From the perspective of different industries, the profit growth rate of the chemical fiber, filament weaving, and textile machinery industries has been significant, while the profit growth rate of the cotton textile, linen textile, and industrial industries has decreased. The profit increment of the chemical fiber industry accounts for 50.7% of the total industry profit increment.
There is significant differentiation in different links of the internal industry chain: from January to November 2017, the profit margin of China's textile industry increased by 0.13 percentage points. The profit margins of the chemical fiber, filament weaving, and textile machinery industries have significantly increased, with profit margins of 5.30%, 4.94%, and 6.90%, respectively, all increasing compared to the same period last year; The profitability of the cotton textile, linen textile, and industrial industries has decreased compared to the same period last year, with profit margins of 4.64%, 4.17%, and 5.63% respectively, all of which have decreased compared to the same period last year.
Outlook for Economic Operation in 2018
Looking ahead to the economic operation trend of the industry in 2018, the China Textile Union Industrial Economics Research Institute believes that the growth rate of added value in China's textile industry will remain at 5%, the export growth rate will remain at 2%, the main business income growth rate will be 7%, and the total profit growth rate will be 7%.
In terms of raw material price trends: cotton prices are relatively stable, and the international cotton market supply and demand pattern is relatively loose, lacking a significant price increase basis; Although there is still a supply gap for domestic cotton, under the regulation of national storage and import policies, the price difference with the international market is expected to be controlled within a reasonable range.
The international crude oil price has increased, and the oversupply of international crude oil is gradually easing.
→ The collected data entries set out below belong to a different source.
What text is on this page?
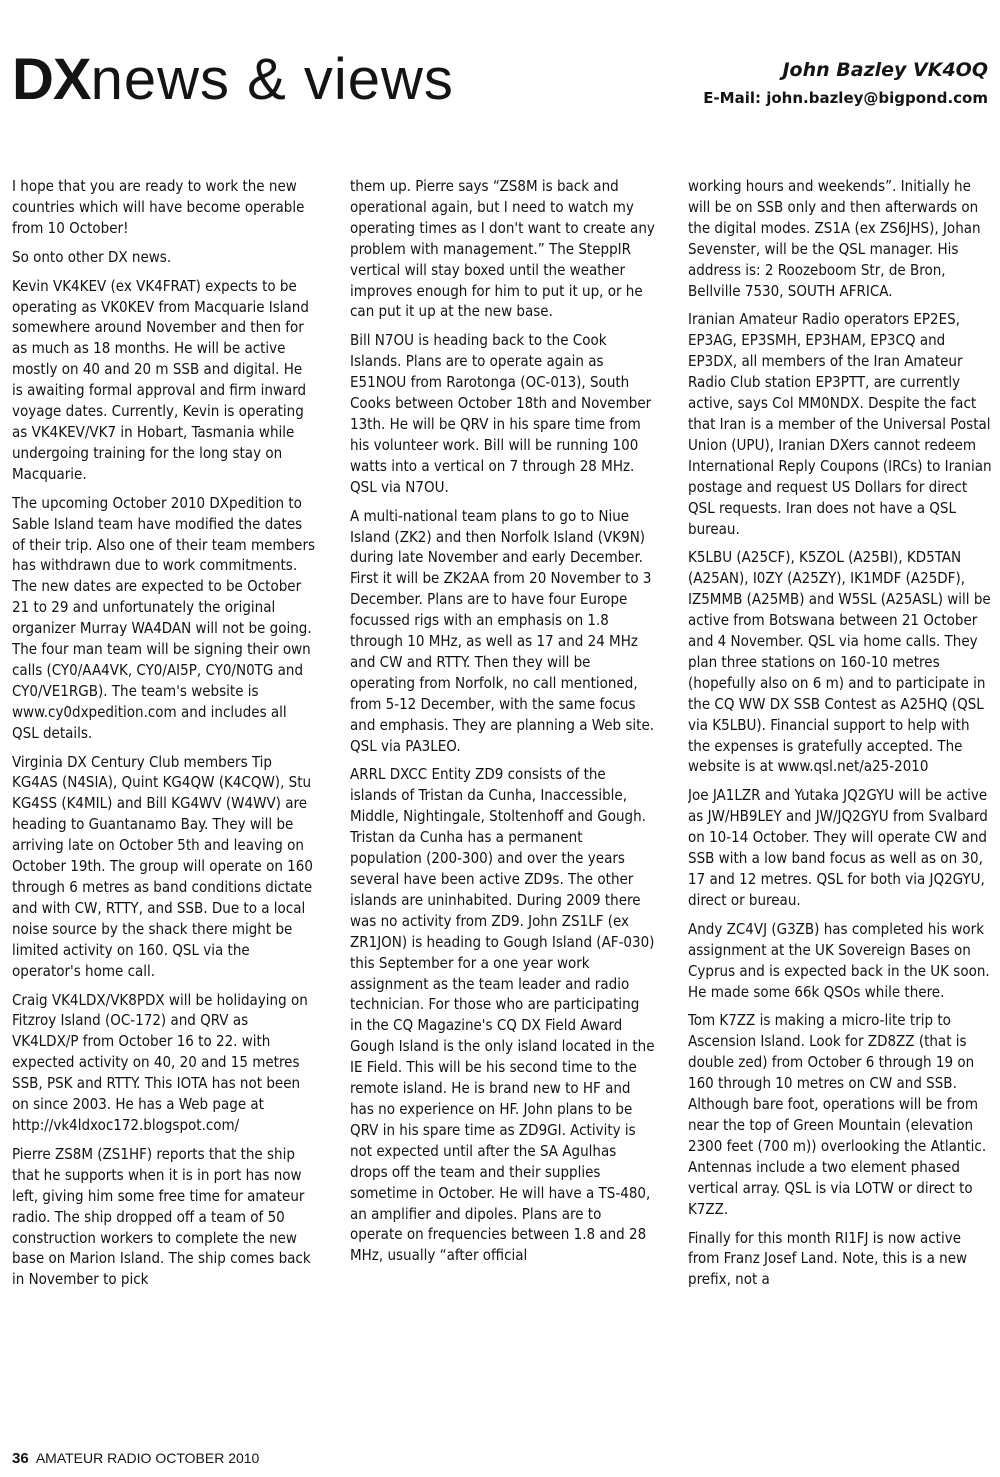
DXnews & views	John Bazley VK4OQ
E-Mail: john.bazley@bigpond.com

I hope that you are ready to work the new countries which will have become operable from 10 October!

So onto other DX news.

Kevin VK4KEV (ex VK4FRAT) expects to be operating as VK0KEV from Macquarie Island somewhere around November and then for as much as 18 months. He will be active mostly on 40 and 20 m SSB and digital. He is awaiting formal approval and firm inward voyage dates. Currently, Kevin is operating as VK4KEV/VK7 in Hobart, Tasmania while undergoing training for the long stay on Macquarie.

The upcoming October 2010 DXpedition to Sable Island team have modified the dates of their trip. Also one of their team members has withdrawn due to work commitments. The new dates are expected to be October 21 to 29 and unfortunately the original organizer Murray WA4DAN will not be going. The four man team will be signing their own calls (CY0/AA4VK, CY0/AI5P, CY0/N0TG and CY0/VE1RGB). The team's website is www.cy0dxpedition.com and includes all QSL details.

Virginia DX Century Club members Tip KG4AS (N4SIA), Quint KG4QW (K4CQW), Stu KG4SS (K4MIL) and Bill KG4WV (W4WV) are heading to Guantanamo Bay. They will be arriving late on October 5th and leaving on October 19th. The group will operate on 160 through 6 metres as band conditions dictate and with CW, RTTY, and SSB. Due to a local noise source by the shack there might be limited activity on 160. QSL via the operator's home call.

Craig VK4LDX/VK8PDX will be holidaying on Fitzroy Island (OC-172) and QRV as VK4LDX/P from October 16 to 22. with expected activity on 40, 20 and 15 metres SSB, PSK and RTTY. This IOTA has not been on since 2003. He has a Web page at http://vk4ldxoc172.blogspot.com/

Pierre ZS8M (ZS1HF) reports that the ship that he supports when it is in port has now left, giving him some free time for amateur radio. The ship dropped off a team of 50 construction workers to complete the new base on Marion Island. The ship comes back in November to pick

them up. Pierre says “ZS8M is back and operational again, but I need to watch my operating times as I don't want to create any problem with management.” The SteppIR vertical will stay boxed until the weather improves enough for him to put it up, or he can put it up at the new base.

Bill N7OU is heading back to the Cook Islands. Plans are to operate again as E51NOU from Rarotonga (OC-013), South Cooks between October 18th and November 13th. He will be QRV in his spare time from his volunteer work. Bill will be running 100 watts into a vertical on 7 through 28 MHz. QSL via N7OU.

A multi-national team plans to go to Niue Island (ZK2) and then Norfolk Island (VK9N) during late November and early December. First it will be ZK2AA from 20 November to 3 December. Plans are to have four Europe focussed rigs with an emphasis on 1.8 through 10 MHz, as well as 17 and 24 MHz and CW and RTTY. Then they will be operating from Norfolk, no call mentioned, from 5-12 December, with the same focus and emphasis. They are planning a Web site. QSL via PA3LEO.

ARRL DXCC Entity ZD9 consists of the islands of Tristan da Cunha, Inaccessible, Middle, Nightingale, Stoltenhoff and Gough. Tristan da Cunha has a permanent population (200-300) and over the years several have been active ZD9s. The other islands are uninhabited. During 2009 there was no activity from ZD9. John ZS1LF (ex ZR1JON) is heading to Gough Island (AF-030) this September for a one year work assignment as the team leader and radio technician. For those who are participating in the CQ Magazine's CQ DX Field Award Gough Island is the only island located in the IE Field. This will be his second time to the remote island. He is brand new to HF and has no experience on HF. John plans to be QRV in his spare time as ZD9GI. Activity is not expected until after the SA Agulhas drops off the team and their supplies sometime in October. He will have a TS-480, an amplifier and dipoles. Plans are to operate on frequencies between 1.8 and 28 MHz, usually “after official

working hours and weekends”. Initially he will be on SSB only and then afterwards on the digital modes. ZS1A (ex ZS6JHS), Johan Sevenster, will be the QSL manager. His address is: 2 Roozeboom Str, de Bron, Bellville 7530, SOUTH AFRICA.

Iranian Amateur Radio operators EP2ES, EP3AG, EP3SMH, EP3HAM, EP3CQ and EP3DX, all members of the Iran Amateur Radio Club station EP3PTT, are currently active, says Col MM0NDX. Despite the fact that Iran is a member of the Universal Postal Union (UPU), Iranian DXers cannot redeem International Reply Coupons (IRCs) to Iranian postage and request US Dollars for direct QSL requests. Iran does not have a QSL bureau.

K5LBU (A25CF), K5ZOL (A25BI), KD5TAN (A25AN), I0ZY (A25ZY), IK1MDF (A25DF), IZ5MMB (A25MB) and W5SL (A25ASL) will be active from Botswana between 21 October and 4 November. QSL via home calls. They plan three stations on 160-10 metres (hopefully also on 6 m) and to participate in the CQ WW DX SSB Contest as A25HQ (QSL via K5LBU). Financial support to help with the expenses is gratefully accepted. The website is at www.qsl.net/a25-2010

Joe JA1LZR and Yutaka JQ2GYU will be active as JW/HB9LEY and JW/JQ2GYU from Svalbard on 10-14 October. They will operate CW and SSB with a low band focus as well as on 30, 17 and 12 metres. QSL for both via JQ2GYU, direct or bureau.

Andy ZC4VJ (G3ZB) has completed his work assignment at the UK Sovereign Bases on Cyprus and is expected back in the UK soon. He made some 66k QSOs while there.

Tom K7ZZ is making a micro-lite trip to Ascension Island. Look for ZD8ZZ (that is double zed) from October 6 through 19 on 160 through 10 metres on CW and SSB. Although bare foot, operations will be from near the top of Green Mountain (elevation 2300 feet (700 m)) overlooking the Atlantic. Antennas include a two element phased vertical array. QSL is via LOTW or direct to K7ZZ.

Finally for this month RI1FJ is now active from Franz Josef Land. Note, this is a new prefix, not a

36 AMATEUR RADIO OCTOBER 2010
Although the rise in oil prices will push up the cost of chemical fiber, it will also provide upward support for the sales prices of downstream chemical fiber products, and the chemical fiber industry is expected to continue to maintain its rapid growth momentum in 2017.
In terms of international market demand, the demand in the international market has grown steadily, but the growth rate will not significantly increase. The global economy continues to recover, consumer confidence improves accordingly, and overall consumer demand will steadily grow. The economic recovery cycle and clothing consumption growth rate are lower than those of durable goods and service expenditures. Consumption in developed countries has generally rebounded with economic recovery. The consumer expenditure structure is relatively stable, and the proportion of clothing, shoes, and hats expenditure remains between 3% and 4%. But in the economic recovery cycle, residents will prefer leisure and entertainment and catering consumption, and expand related expenses. The proportion of clothing consumption will be reduced, and the growth of consumption will also be relatively slow.
Domestic consumption will steadily increase, with a growth rate basically comparable to 2017. On the one hand, the national economy continues to grow steadily, providing a healthy and favorable economic environment for domestic consumption. On the other hand, residents' income has increased rapidly, their willingness to consume has increased, and consumer finance has developed rapidly, providing positive support for the expansion of domestic demand. The significant upgrading of domestic demand, the increasing demand from consumers for quality, culture, environmental protection, and the rapid development of experiential consumption and sharing economy have all posed new challenges to the optimization of supply institutions in the textile industry.